Special education oversight is moving to HHS. Here's what changes for your IEPs — and what doesn't

Updated July 9, 2026

On June 16, 2026, the U.S. Department of Education announced it would shift much of the Office of Special Education and Rehabilitative Services (OSERS) — the federal office that oversees how states implement IDEA — to the Department of Health and Human Services, and move much of its Office for Civil Rights work to the Department of Justice (NPR's reporting includes the text of the agreements). If you teach, case-manage, or parent a student with an IEP, the two sentences that matter: IDEA is still the law, and nothing about your IEP obligations changed. The rest of this page separates what actually moved from what the headlines might make you fear moved.

What moved, what stayed

PieceStatusDetail
Day-to-day administration of IDEA programsMovingPer the interagency agreements, HHS takes on much of the work of administering IDEA formula-grant programs (the funding that flows to states).
Federal 'management and leadership' of IDEAStaying at EDThe Education Department retains these responsibilities — reporting indicates this is because federal law requires the special education office to exist within ED.
Disability civil-rights complaints (OCR)MovingMuch of the Office for Civil Rights' enforcement work shifts to the Department of Justice.
IDEA itself — FAPE, IEP requirements, timelinesUnchangedStatute and regulations are untouched. Every IEP obligation on your district today was an obligation yesterday.
State monitoring, state complaints, due processUnchangedThese always ran through your state education agency and state hearing systems, and none of them moved.

Sourced from NPR's June 16, 2026 report, which obtained the interagency agreement text. The administration frames the moves as “partnerships”; assistant secretaries for both offices wrote in a letter that the work “will not be disrupted.” Disability-rights groups (COPAA, CEC, The Arc) have publicly opposed the move; its long-term shape may still shift.

Why your IEP obligations can't move with an office

IDEA's requirements bind states and districts directly, through statute and regulation — not through the org chart of a federal agency. The IEP's required components are defined at 34 CFR §300.320; the requirement that an IEP be in effect for every eligible student at the start of the school year is §300.323. Those regulations are untouched by the June announcement, and your state's special education rules — which layer on top and often exceed the federal floor — are untouched too. The practical enforcement a teacher or parent ever interacts with (state complaints, due process, district compliance monitoring) runs through the state, and it operates today exactly as it did in May.

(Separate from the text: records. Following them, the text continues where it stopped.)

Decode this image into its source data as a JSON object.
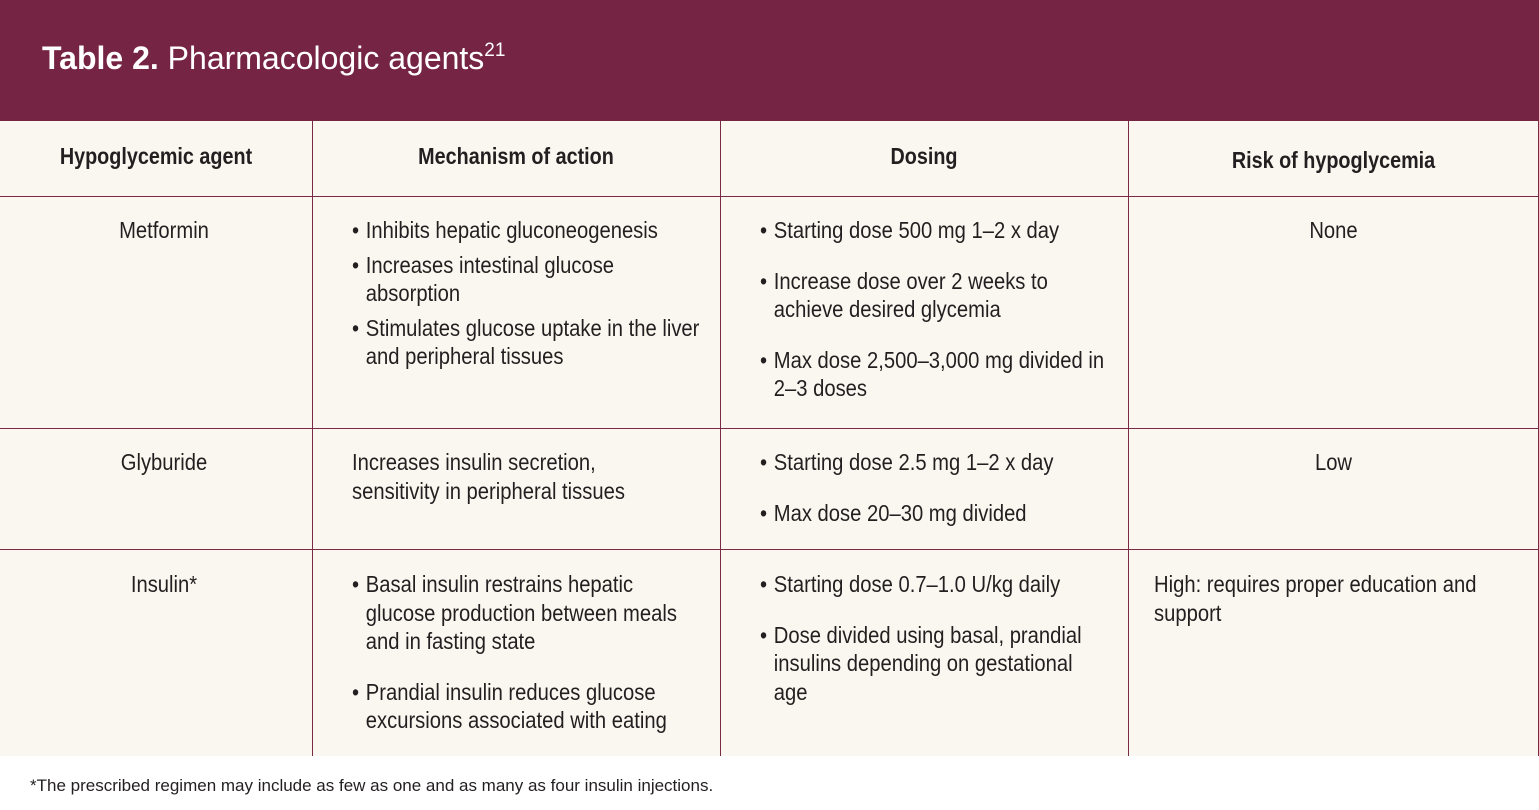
{
  "banner": {
    "label": "Table 2.",
    "title": "Pharmacologic agents",
    "ref": "21",
    "color": "#762444"
  },
  "table": {
    "headers": [
      "Hypoglycemic agent",
      "Mechanism of action",
      "Dosing",
      "Risk of hypoglycemia"
    ],
    "rows": [
      {
        "agent": "Metformin",
        "mechanism": [
          "Inhibits hepatic gluconeogenesis",
          "Increases intestinal glucose absorption",
          "Stimulates glucose uptake in the liver and peripheral tissues"
        ],
        "dosing": [
          "Starting dose 500 mg 1–2 x day",
          "Increase dose over 2 weeks to achieve desired glycemia",
          "Max dose 2,500–3,000 mg divided in 2–3 doses"
        ],
        "risk": "None"
      },
      {
        "agent": "Glyburide",
        "mechanism_text": "Increases insulin secretion, sensitivity in peripheral tissues",
        "dosing": [
          "Starting dose 2.5 mg 1–2 x day",
          "Max dose 20–30 mg divided"
        ],
        "risk": "Low"
      },
      {
        "agent": "Insulin*",
        "mechanism": [
          "Basal insulin restrains hepatic glucose production between meals and in fasting state",
          "Prandial insulin reduces glucose excursions associated with eating"
        ],
        "dosing": [
          "Starting dose 0.7–1.0 U/kg daily",
          "Dose divided using basal, prandial insulins depending on gestational age"
        ],
        "risk": "High: requires proper education and support"
      }
    ]
  },
  "footnote": "*The prescribed regimen may include as few as one and as many as four insulin injections."
}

What to actually do differently

  • Nothing, procedurally. Keep the same timelines, the same documentation, the same meeting practices. The IEP compliance checklist is exactly as binding as it was in May.
  • Document a little more deliberately. In a period of federal churn, the state and district paper trail is the layer that protects students (and you). The SPED documentation checklist covers what a defensible file contains.
  • Answer parent questions with the statute, not the news cycle. Parents will ask whether their child's IEP “still counts.” It does, and you can say so flatly: the law didn't change, the state systems didn't change, the IEP is in effect.
  • Watch one thing: funding structure. The proposal in Project 2025 to convert IDEA funding into block grants would be a substantive change if it ever happened — but it would require Congress. That is the headline worth watching for; agency reshuffles are not.

FAQ

Is IDEA still the law after special education moves to HHS?

Yes. IDEA is a federal statute passed by Congress; moving administrative work between agencies does not repeal or amend it. Every substantive obligation — FAPE, IEPs with required components, evaluation and reevaluation timelines, procedural safeguards — remains binding on states and districts exactly as before.

Do schools still have to follow IEPs now?

Yes, without qualification. IEP obligations run from IDEA and your state's special education laws to your district — not from which federal agency houses the oversight office. An IEP in effect today is exactly as enforceable as it was before the announcement, and states continue their own monitoring and complaint systems on top of the federal layer.

Who enforces special education compliance now?

The first line of enforcement was always your state education agency — state complaints, due process hearings, and state monitoring all run through the state, and none of that moved. At the federal level, the June 2026 agreements have HHS doing much of the day-to-day administration of IDEA programs while the Education Department retains management and leadership responsibilities that federal law requires it to keep. Disability-discrimination complaints that went to the Education Department's Office for Civil Rights are shifting toward the Department of Justice.

Does the move change IEP timelines or requirements?

No. The requirements live in the IDEA statute and its regulations at 34 CFR Part 300 — the required IEP components, the annual review, the reevaluation cycle, the start-of-year rule. Changing those requires Congress (for the statute) or formal rulemaking (for the regulations), and neither has happened. If that changes, the change will be public, dated, and citable — treat any 'the rules are gone' claim without a citation as rumor.